“Butch Cassidy and the Sundance Kid” plays a great trick on the audience: the lead characters are hilarious and likable, despite their criminal behaviour. The two have a quick, dry wit that often comes out in strange, unexpected times.
The film opens with Butch (Paul Newman) and Kid (Robert Redford) as the most infamous outlaws in the world. After robbing the same railroad one too many times, the wealthy owner hires a posse of the best bounty hunters in the country to kill the two. A long section of the movie is devoted to Butch and Kid’s frantic escape from the gang, including the famous scene where they jump from a mountain into a river. The two flee with Kid’s girlfriend, Etta (Katherine Ross) to Bolivia, where they resume their criminal behaviour and rob one too many banks.

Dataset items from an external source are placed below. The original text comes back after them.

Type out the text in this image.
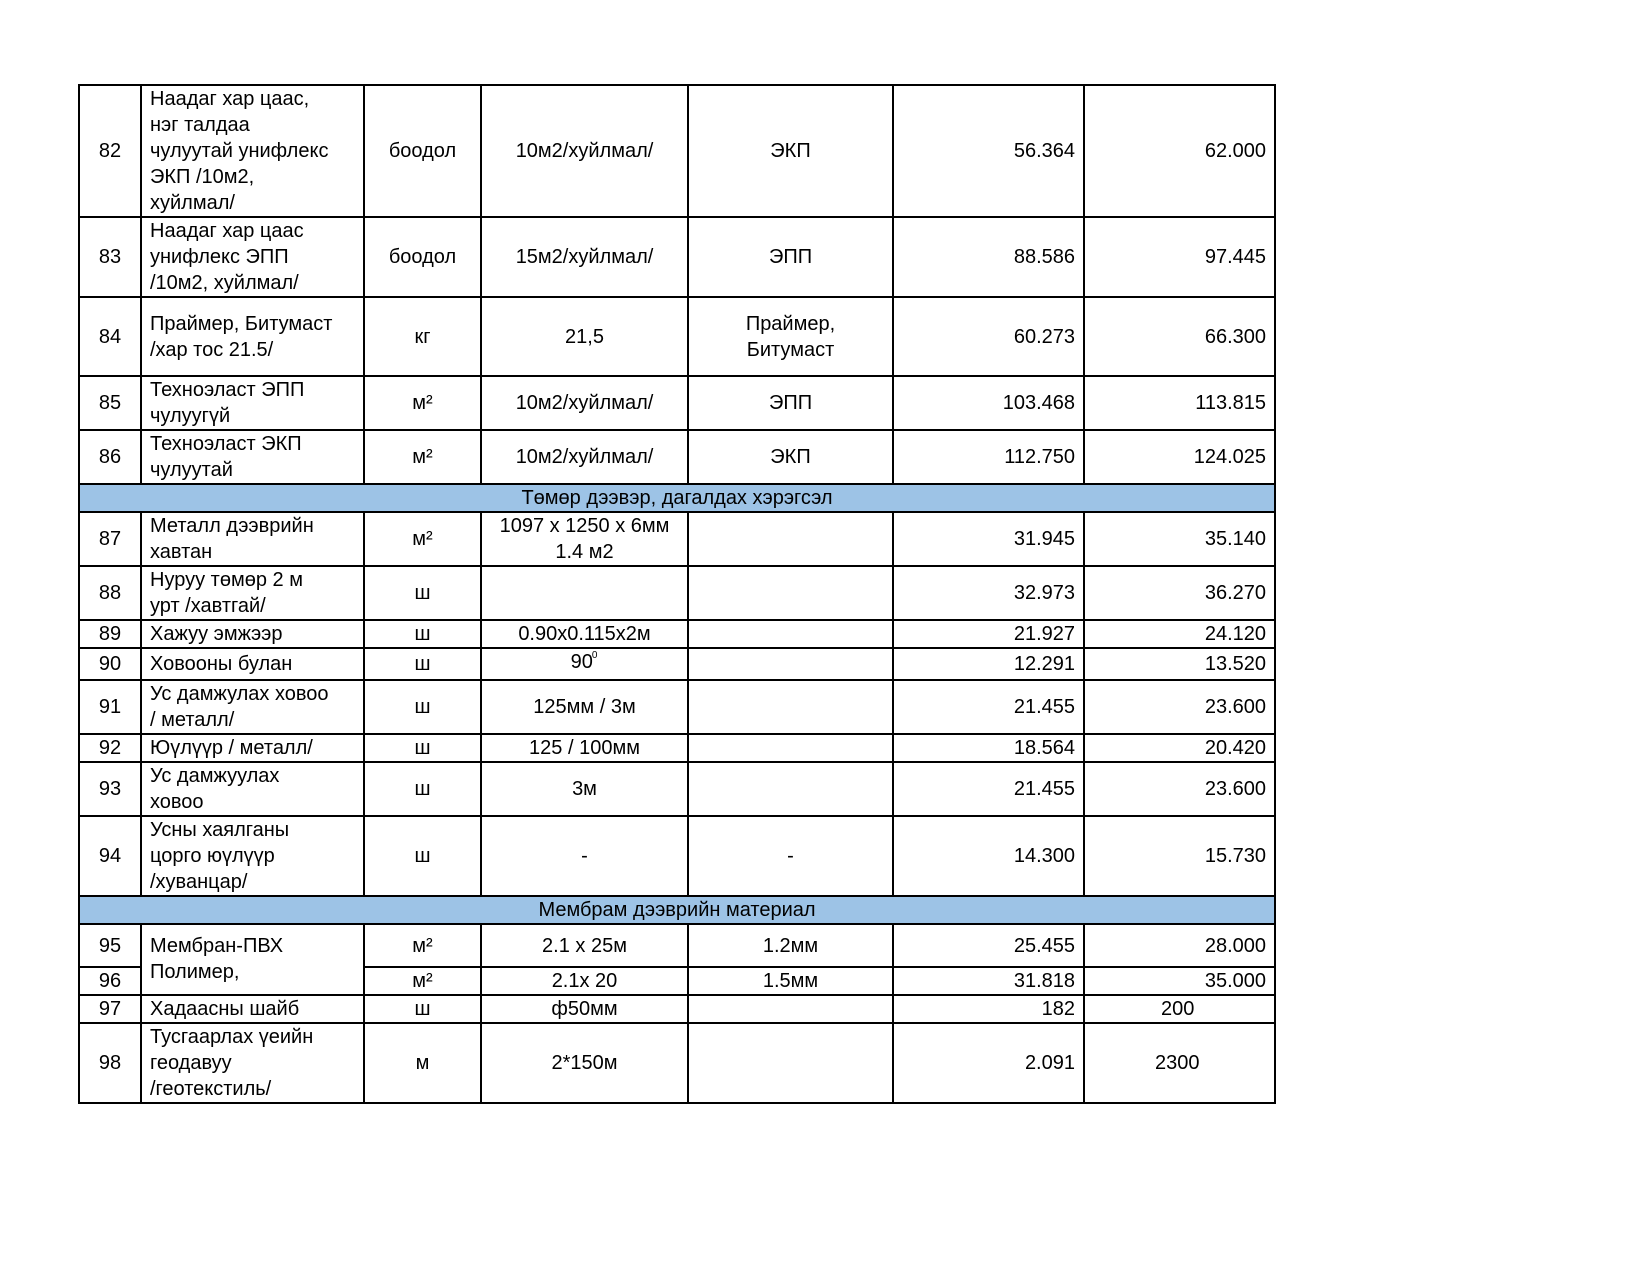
82	Наадаг хар цаас,
нэг талдаа
чулуутай унифлекс
ЭКП /10м2,
хуйлмал/	боодол	10м2/хуйлмал/	ЭКП	56.364	62.000
83	Наадаг хар цаас
унифлекс ЭПП
/10м2, хуйлмал/	боодол	15м2/хуйлмал/	ЭПП	88.586	97.445
84	Праймер, Битумаст
/хар тос 21.5/	кг	21,5	Праймер,
Битумаст	60.273	66.300
85	Техноэласт ЭПП
чулуугүй	м²	10м2/хуйлмал/	ЭПП	103.468	113.815
86	Техноэласт ЭКП
чулуутай	м²	10м2/хуйлмал/	ЭКП	112.750	124.025
Төмөр дээвэр, дагалдах хэрэгсэл						
87	Металл дээврийн
хавтан	м²	1097 x 1250 x 6мм
1.4 м2		31.945	35.140
88	Нуруу төмөр 2 м
урт /хавтгай/	ш			32.973	36.270
89	Хажуу эмжээр	ш	0.90x0.115x2м		21.927	24.120
90	Ховооны булан	ш	$90^0$		12.291	13.520
91	Ус дамжулах ховоо
/ металл/	ш	125мм / 3м		21.455	23.600
92	Юүлүүр / металл/	ш	125 / 100мм		18.564	20.420
93	Ус дамжуулах
ховоо	ш	3м		21.455	23.600
94	Усны хаялганы
цорго юүлүүр
/хуванцар/	ш	-	-	14.300	15.730
Мембрам дээврийн материал						
95	Мембран-ПВХ
Полимер,	м²	2.1 x 25м	1.2мм	25.455	28.000
96		м²	2.1x 20	1.5мм	31.818	35.000
97	Хадаасны шайб	ш	ф50мм		182	200
98	Тусгаарлах үеийн
геодавуу
/геотекстиль/	м	2*150м		2.091	2300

“Butch Cassidy and the Sundance Kid” is more than just a western, or more than even a comedic western. Etta is the heart of the film and provides for its most poetic moments. Before they flee the country, she says she’s willing to accompany them on the condition that she won’t watch them die. She is their good luck charm on the way to Bolivia and once they arrive and start a crime spree. But when she leaves, she takes their luck with her. Finally, in a famous climax, the audience doesn’t have to watch them die either.
It’s a superior western and a terrific film.